[personal profile] steorran_worulde
I wonder what the experience of echolocation would be like in a context where lots of people around you were also echolocating. How much information about your surroundings could you get by secondhand echolocation - listening to other people's clicks and how the environment modified them?

Date: 2011-10-12 08:12 am (UTC)
From: [personal profile] pne
An interesting question - especially given how many people use first-hand photolocation and how many people use second-hand photolocation - looking at light coming from sources other than themselves and how the environment modifies it :)

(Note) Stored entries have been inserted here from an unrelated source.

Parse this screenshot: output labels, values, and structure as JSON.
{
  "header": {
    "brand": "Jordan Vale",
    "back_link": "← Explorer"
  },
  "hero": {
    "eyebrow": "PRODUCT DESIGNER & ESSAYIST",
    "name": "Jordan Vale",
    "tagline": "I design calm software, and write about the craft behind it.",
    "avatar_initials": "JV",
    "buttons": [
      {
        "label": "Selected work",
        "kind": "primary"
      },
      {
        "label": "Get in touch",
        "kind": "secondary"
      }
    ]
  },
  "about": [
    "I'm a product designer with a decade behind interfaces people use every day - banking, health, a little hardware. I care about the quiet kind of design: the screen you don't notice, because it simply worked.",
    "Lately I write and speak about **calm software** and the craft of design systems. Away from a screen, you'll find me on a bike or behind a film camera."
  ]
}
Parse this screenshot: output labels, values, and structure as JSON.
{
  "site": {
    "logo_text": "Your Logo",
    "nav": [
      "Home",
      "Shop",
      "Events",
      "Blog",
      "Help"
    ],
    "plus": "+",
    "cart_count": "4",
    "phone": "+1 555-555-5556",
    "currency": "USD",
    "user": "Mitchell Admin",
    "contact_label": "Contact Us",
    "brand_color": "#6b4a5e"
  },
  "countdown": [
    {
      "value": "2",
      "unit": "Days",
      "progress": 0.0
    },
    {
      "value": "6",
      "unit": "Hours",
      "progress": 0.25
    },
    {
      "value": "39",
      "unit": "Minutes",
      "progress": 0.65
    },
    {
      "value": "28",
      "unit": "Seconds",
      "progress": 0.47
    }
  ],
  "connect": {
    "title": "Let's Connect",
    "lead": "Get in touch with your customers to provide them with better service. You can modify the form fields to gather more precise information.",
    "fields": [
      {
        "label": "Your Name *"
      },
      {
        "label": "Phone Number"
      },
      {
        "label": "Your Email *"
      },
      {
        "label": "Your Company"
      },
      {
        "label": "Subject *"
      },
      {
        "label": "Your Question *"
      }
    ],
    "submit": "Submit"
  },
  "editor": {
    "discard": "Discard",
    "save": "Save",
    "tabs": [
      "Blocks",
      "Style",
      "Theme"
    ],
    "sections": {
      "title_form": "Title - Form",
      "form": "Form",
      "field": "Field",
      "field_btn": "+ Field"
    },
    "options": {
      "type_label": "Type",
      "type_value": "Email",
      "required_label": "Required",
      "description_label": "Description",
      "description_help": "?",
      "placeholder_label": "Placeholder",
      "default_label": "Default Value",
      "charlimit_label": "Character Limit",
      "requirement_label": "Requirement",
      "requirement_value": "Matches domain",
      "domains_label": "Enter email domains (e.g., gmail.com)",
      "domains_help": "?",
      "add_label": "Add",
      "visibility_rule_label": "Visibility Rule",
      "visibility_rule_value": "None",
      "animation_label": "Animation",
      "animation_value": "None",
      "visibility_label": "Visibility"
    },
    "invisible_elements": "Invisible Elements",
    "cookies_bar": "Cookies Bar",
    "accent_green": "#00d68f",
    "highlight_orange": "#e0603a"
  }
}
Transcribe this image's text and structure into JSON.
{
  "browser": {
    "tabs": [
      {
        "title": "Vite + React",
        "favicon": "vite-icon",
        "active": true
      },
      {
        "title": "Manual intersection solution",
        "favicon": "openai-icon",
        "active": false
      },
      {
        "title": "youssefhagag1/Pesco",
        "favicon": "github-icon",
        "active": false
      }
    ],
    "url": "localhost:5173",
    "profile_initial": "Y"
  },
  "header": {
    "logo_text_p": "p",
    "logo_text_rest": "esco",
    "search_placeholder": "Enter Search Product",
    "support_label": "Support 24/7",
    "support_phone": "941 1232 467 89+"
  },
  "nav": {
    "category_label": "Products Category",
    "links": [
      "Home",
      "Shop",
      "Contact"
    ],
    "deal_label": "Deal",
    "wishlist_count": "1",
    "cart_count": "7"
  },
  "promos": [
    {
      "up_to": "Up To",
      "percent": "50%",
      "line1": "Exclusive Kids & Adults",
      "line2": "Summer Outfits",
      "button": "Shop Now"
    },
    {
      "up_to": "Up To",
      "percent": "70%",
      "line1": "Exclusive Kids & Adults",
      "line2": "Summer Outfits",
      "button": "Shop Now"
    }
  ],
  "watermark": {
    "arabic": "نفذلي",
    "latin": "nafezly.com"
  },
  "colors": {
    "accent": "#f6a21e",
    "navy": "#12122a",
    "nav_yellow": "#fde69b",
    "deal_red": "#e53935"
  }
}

Date: 2011-10-12 02:23 pm (UTC)
From: [personal profile] pne
I'd argue that using a flashlight or torch is close to firsthand photolocation, since your beam source is close to your receptor (even closer analogy: headlamp)

Yep, that's the sort of thing I was thinking of for first-hand photolocation, too.

Human photolocation does not make use of the speed of light

True - distance comes from "what blocks what" and parallax.

human echolocation does make use of the speed of sound, comparing the time of the reflected sound with that of the source sound

Ah, OK, if you rely on that, then not knowing when the sound originated, you couldn't use that information from someone else's clicks.

Also, it makes me wonder how reliably your own echolocation would work in a situation where everyone uses it - you would have to be able to reliably identify your own echos (echoes?) and distinguish them from everyone else's echos that are constantly around you.